Ferring Parish Council chairman Carole Robertson said: “There was obviously massive objection from residents and well over 300 letters, which is almost unprecedented for a village like Ferring. It shows the enormous strength of feeling about this.”

“I am very pleased and everybody else since then has been rejoicing the fact it has been comprehensively turned down.”

Planning permission to demolish the cottage and build four chalet bungalows was granted in 1996, before Globe Estates was associated with it, and has since been renewed twice since then.

But objectors felt the latest proposals represented an overdevelopment of the site.

Planners agreed, citing overdevelopment, an inadequate contribution towards affordable housing provision and open space and an ‘unneighbourly’ proximity to neighbouring properties as reasons for refusal.

The Globe Estates plans consisted of ten two-bedroom apartments in an art-deco-style L-shaped block, as well as eleven car parking spaces in the north-east of the site.

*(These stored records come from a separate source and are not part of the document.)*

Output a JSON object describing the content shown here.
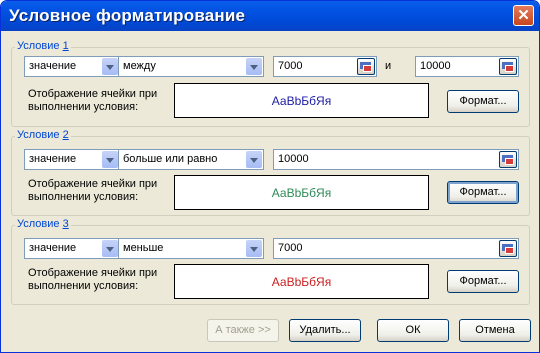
{
  "window": {
    "title": "Условное форматирование",
    "close_glyph": "✕"
  },
  "conditions": [
    {
      "label": "Условие",
      "num": "1",
      "type": "значение",
      "operator": "между",
      "value1": "7000",
      "and_label": "и",
      "value2": "10000",
      "preview_label_1": "Отображение ячейки при",
      "preview_label_2": "выполнении условия:",
      "preview_text": "АаВbБбЯя",
      "preview_color": "#1c1ca6",
      "format_button": "Формат..."
    },
    {
      "label": "Условие",
      "num": "2",
      "type": "значение",
      "operator": "больше или равно",
      "value1": "10000",
      "preview_label_1": "Отображение ячейки при",
      "preview_label_2": "выполнении условия:",
      "preview_text": "АаВbБбЯя",
      "preview_color": "#2e8b57",
      "format_button": "Формат..."
    },
    {
      "label": "Условие",
      "num": "3",
      "type": "значение",
      "operator": "меньше",
      "value1": "7000",
      "preview_label_1": "Отображение ячейки при",
      "preview_label_2": "выполнении условия:",
      "preview_text": "АаВbБбЯя",
      "preview_color": "#cc1f1f",
      "format_button": "Формат..."
    }
  ],
  "footer": {
    "also_button": "А также >>",
    "delete_button": "Удалить...",
    "ok_button": "ОК",
    "cancel_button": "Отмена"
  }
}
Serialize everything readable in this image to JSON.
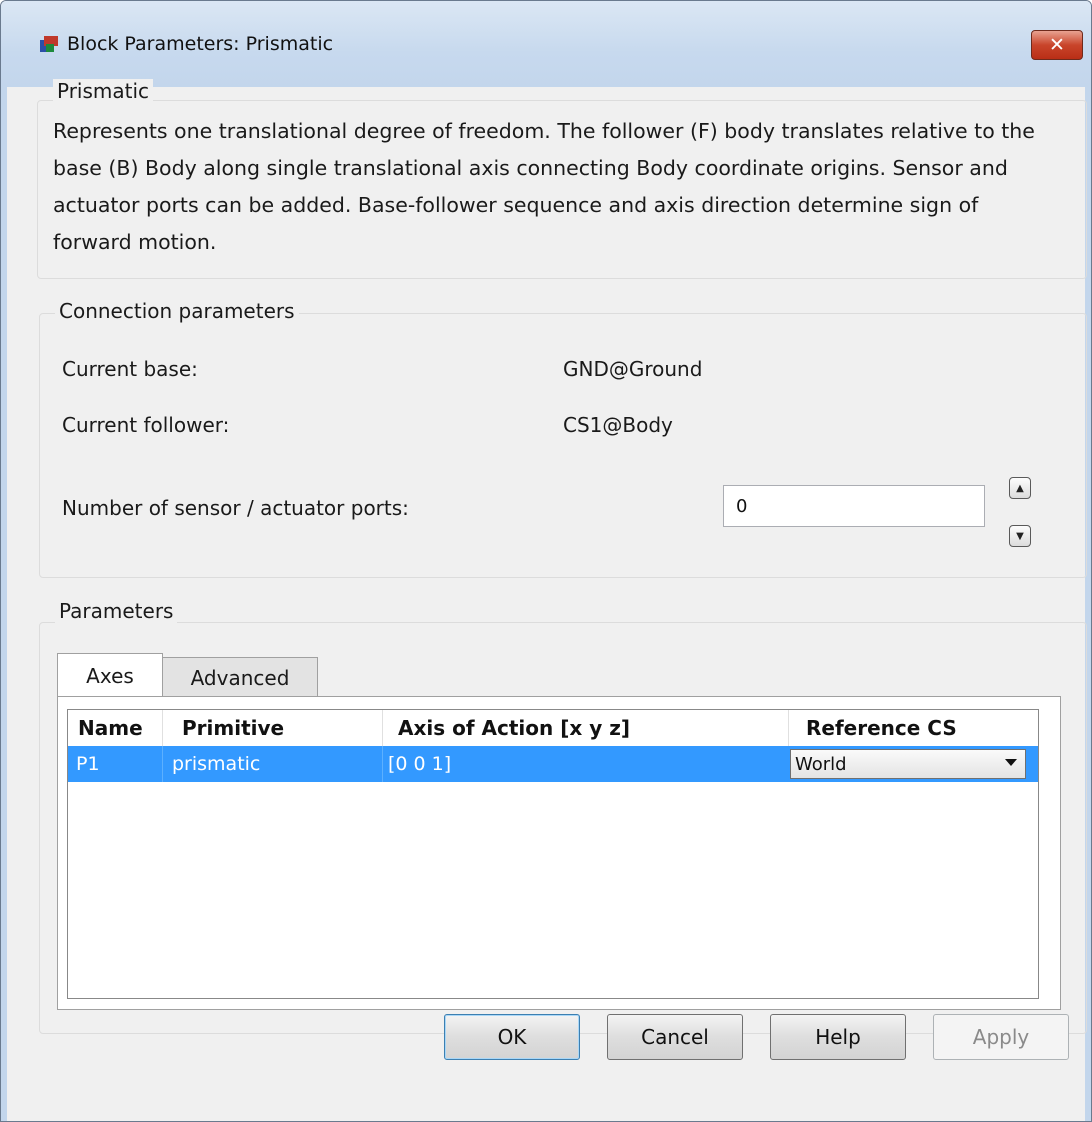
{
  "window": {
    "title": "Block Parameters: Prismatic",
    "close_glyph": "✕"
  },
  "description_group": {
    "title": "Prismatic",
    "text": "Represents one translational degree of freedom. The follower (F) body translates relative to the base (B) Body along single translational axis connecting Body coordinate origins. Sensor and actuator ports can be added. Base-follower sequence and axis direction determine sign of forward motion."
  },
  "connection": {
    "title": "Connection parameters",
    "base_label": "Current base:",
    "base_value": "GND@Ground",
    "follower_label": "Current follower:",
    "follower_value": "CS1@Body",
    "ports_label": "Number of sensor / actuator ports:",
    "ports_value": "0"
  },
  "parameters": {
    "title": "Parameters",
    "tabs": [
      {
        "label": "Axes",
        "active": true
      },
      {
        "label": "Advanced",
        "active": false
      }
    ],
    "table": {
      "headers": [
        "Name",
        "Primitive",
        "Axis of Action [x y z]",
        "Reference CS"
      ],
      "rows": [
        {
          "name": "P1",
          "primitive": "prismatic",
          "axis": "[0 0 1]",
          "reference": "World"
        }
      ]
    }
  },
  "buttons": {
    "ok": "OK",
    "cancel": "Cancel",
    "help": "Help",
    "apply": "Apply"
  },
  "colors": {
    "selection": "#3399ff",
    "titlebar": "#c7d9ee",
    "close": "#c9452b"
  }
}
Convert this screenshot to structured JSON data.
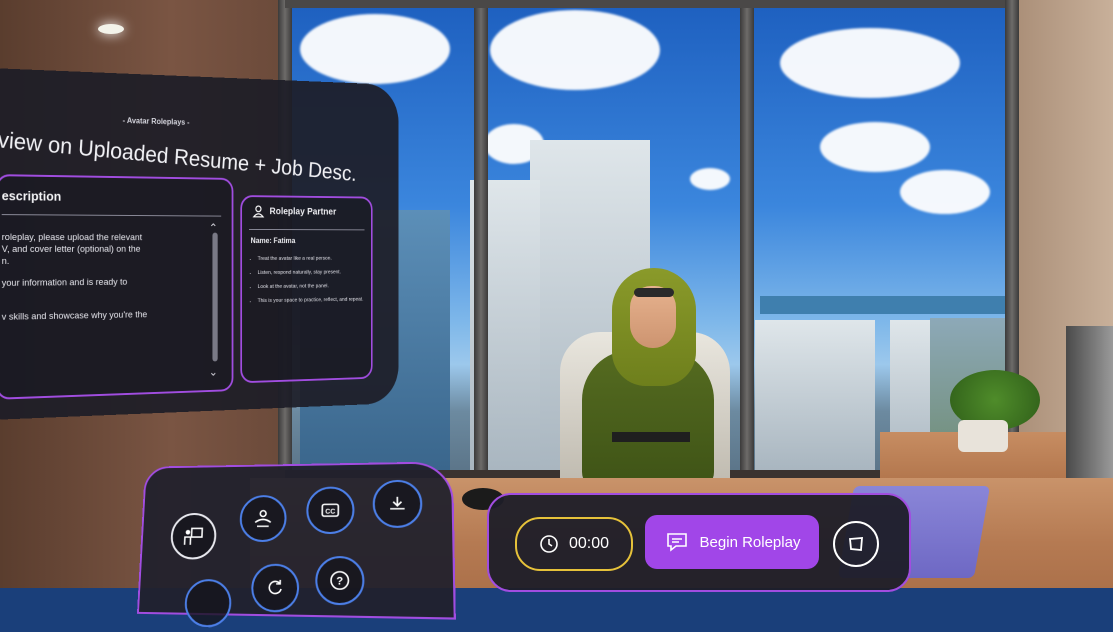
{
  "main_panel": {
    "kicker": "- Avatar Roleplays -",
    "title": "view on Uploaded Resume + Job Desc.",
    "description": {
      "heading": "escription",
      "lines": [
        "roleplay, please upload the relevant",
        "V, and cover letter (optional) on the",
        "n.",
        "your information and is ready to",
        "v skills and showcase why you're the"
      ]
    },
    "partner": {
      "heading": "Roleplay Partner",
      "name": "Name: Fatima",
      "tips": [
        "Treat the avatar like a real person.",
        "Listen, respond naturally, stay present.",
        "Look at the avatar, not the panel.",
        "This is your space to practice, reflect, and repeat."
      ]
    }
  },
  "session_bar": {
    "timer": "00:00",
    "begin_label": "Begin Roleplay"
  },
  "control_pad": {
    "icons": [
      "presenter-icon",
      "hands-icon",
      "closed-captions-icon",
      "download-icon",
      "reset-icon",
      "help-icon"
    ]
  },
  "colors": {
    "accent_purple": "#a146e8",
    "timer_yellow": "#e6c23a",
    "button_blue": "#4c7fe8",
    "panel_bg": "#1c1c26"
  }
}
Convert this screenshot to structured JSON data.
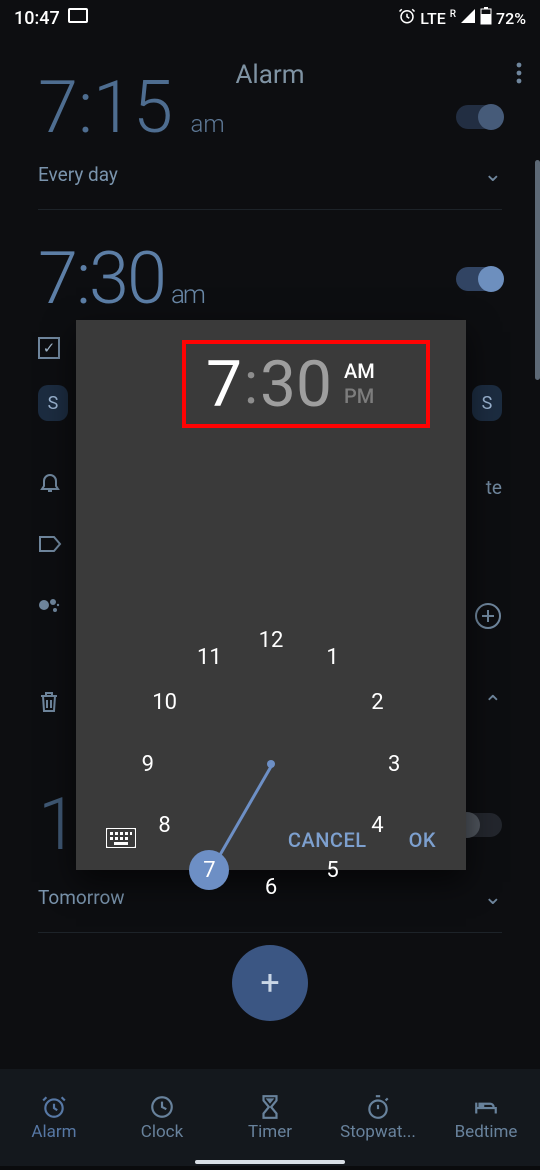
{
  "status": {
    "time": "10:47",
    "network": "LTE",
    "battery": "72%"
  },
  "header": {
    "title": "Alarm"
  },
  "alarms": {
    "top_partial": "7:15",
    "top_ampm": "am",
    "every_day": "Every day",
    "second_time": "7:30",
    "second_ampm": "am",
    "last_time": "1",
    "tomorrow": "Tomorrow",
    "chip_s1": "S",
    "chip_s2": "S"
  },
  "dialog": {
    "hour": "7",
    "minute": "30",
    "am": "AM",
    "pm": "PM",
    "cancel": "CANCEL",
    "ok": "OK",
    "numbers": [
      "12",
      "1",
      "2",
      "3",
      "4",
      "5",
      "6",
      "7",
      "8",
      "9",
      "10",
      "11"
    ],
    "selected_hour": 7
  },
  "nav": {
    "alarm": "Alarm",
    "clock": "Clock",
    "timer": "Timer",
    "stopwatch": "Stopwat...",
    "bedtime": "Bedtime"
  },
  "icons": {
    "cast": "cast-icon",
    "alarm": "alarm-icon",
    "signal": "signal-icon",
    "battery": "battery-icon",
    "menu": "menu-icon",
    "chevron": "chevron-down-icon",
    "check": "check-icon",
    "bell": "bell-icon",
    "tag": "tag-icon",
    "assistant": "assistant-icon",
    "trash": "trash-icon",
    "caret": "caret-up-icon",
    "plus": "plus-icon",
    "add": "add-circle-icon",
    "keyboard": "keyboard-icon",
    "clock": "clock-icon",
    "timer": "hourglass-icon",
    "stopwatch": "stopwatch-icon",
    "bed": "bed-icon"
  }
}
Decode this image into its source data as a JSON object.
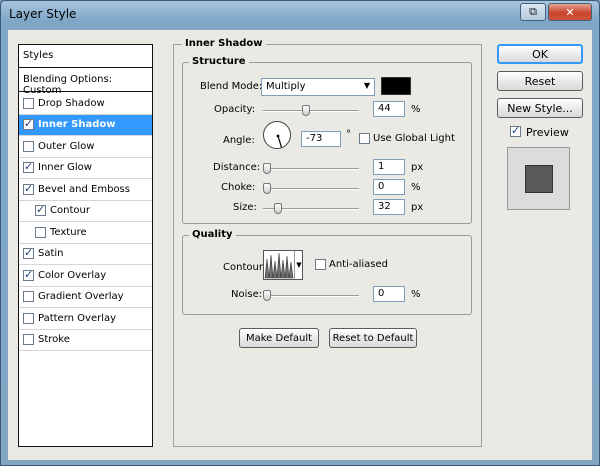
{
  "window": {
    "title": "Layer Style",
    "restore_glyph": "⧉",
    "close_glyph": "✕"
  },
  "styles_list": {
    "header": "Styles",
    "blending": "Blending Options: Custom",
    "items": [
      {
        "label": "Drop Shadow",
        "checked": false,
        "indent": false,
        "selected": false
      },
      {
        "label": "Inner Shadow",
        "checked": true,
        "indent": false,
        "selected": true
      },
      {
        "label": "Outer Glow",
        "checked": false,
        "indent": false,
        "selected": false
      },
      {
        "label": "Inner Glow",
        "checked": true,
        "indent": false,
        "selected": false
      },
      {
        "label": "Bevel and Emboss",
        "checked": true,
        "indent": false,
        "selected": false
      },
      {
        "label": "Contour",
        "checked": true,
        "indent": true,
        "selected": false
      },
      {
        "label": "Texture",
        "checked": false,
        "indent": true,
        "selected": false
      },
      {
        "label": "Satin",
        "checked": true,
        "indent": false,
        "selected": false
      },
      {
        "label": "Color Overlay",
        "checked": true,
        "indent": false,
        "selected": false
      },
      {
        "label": "Gradient Overlay",
        "checked": false,
        "indent": false,
        "selected": false
      },
      {
        "label": "Pattern Overlay",
        "checked": false,
        "indent": false,
        "selected": false
      },
      {
        "label": "Stroke",
        "checked": false,
        "indent": false,
        "selected": false
      }
    ]
  },
  "inner_shadow": {
    "section_title": "Inner Shadow",
    "structure": {
      "title": "Structure",
      "blend_mode_label": "Blend Mode:",
      "blend_mode_value": "Multiply",
      "color": "#000000",
      "opacity_label": "Opacity:",
      "opacity_value": "44",
      "opacity_unit": "%",
      "opacity_fraction": 0.44,
      "angle_label": "Angle:",
      "angle_value": "-73",
      "angle_unit": "°",
      "use_global_light_label": "Use Global Light",
      "use_global_light": false,
      "distance_label": "Distance:",
      "distance_value": "1",
      "distance_unit": "px",
      "distance_fraction": 0.0,
      "choke_label": "Choke:",
      "choke_value": "0",
      "choke_unit": "%",
      "choke_fraction": 0.0,
      "size_label": "Size:",
      "size_value": "32",
      "size_unit": "px",
      "size_fraction": 0.13
    },
    "quality": {
      "title": "Quality",
      "contour_label": "Contour:",
      "anti_aliased_label": "Anti-aliased",
      "anti_aliased": false,
      "noise_label": "Noise:",
      "noise_value": "0",
      "noise_unit": "%",
      "noise_fraction": 0.0
    },
    "make_default_label": "Make Default",
    "reset_default_label": "Reset to Default"
  },
  "buttons": {
    "ok_label": "OK",
    "reset_label": "Reset",
    "new_style_label": "New Style...",
    "preview_label": "Preview",
    "preview_checked": true
  },
  "colors": {
    "selected": "#3399ff",
    "preview_inner": "#595959",
    "preview_outer": "#dcdcdc"
  }
}
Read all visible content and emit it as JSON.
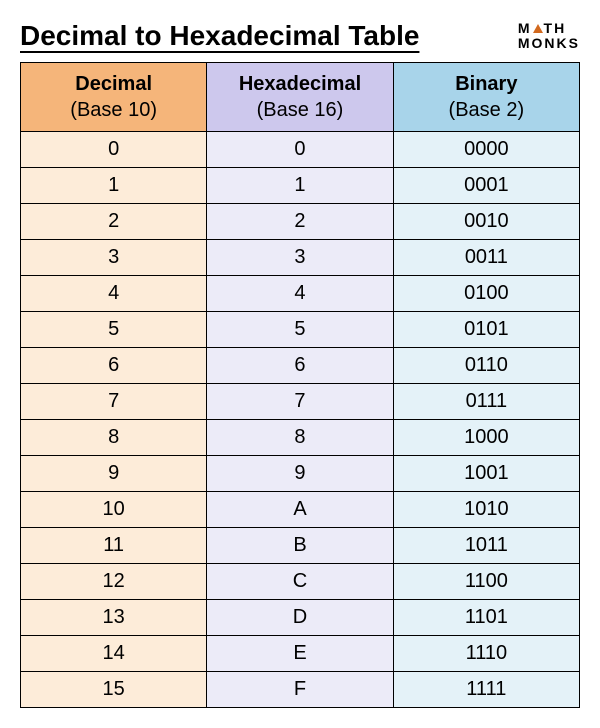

The firm declined to comment on the refusal.

Arun district councillor for Ferring Roger Elkins said: “There have been hundreds of letters on this application putting forward sound representations for their objections and I am delighted with the outcome. It’s absolutely the right decision.

“It is in the heart of south Ferring and the proposals, I considered, were completely out of keeping. It was clearly overdevelopment and detrimental to the character and visual amenity of the surrounding residential area.”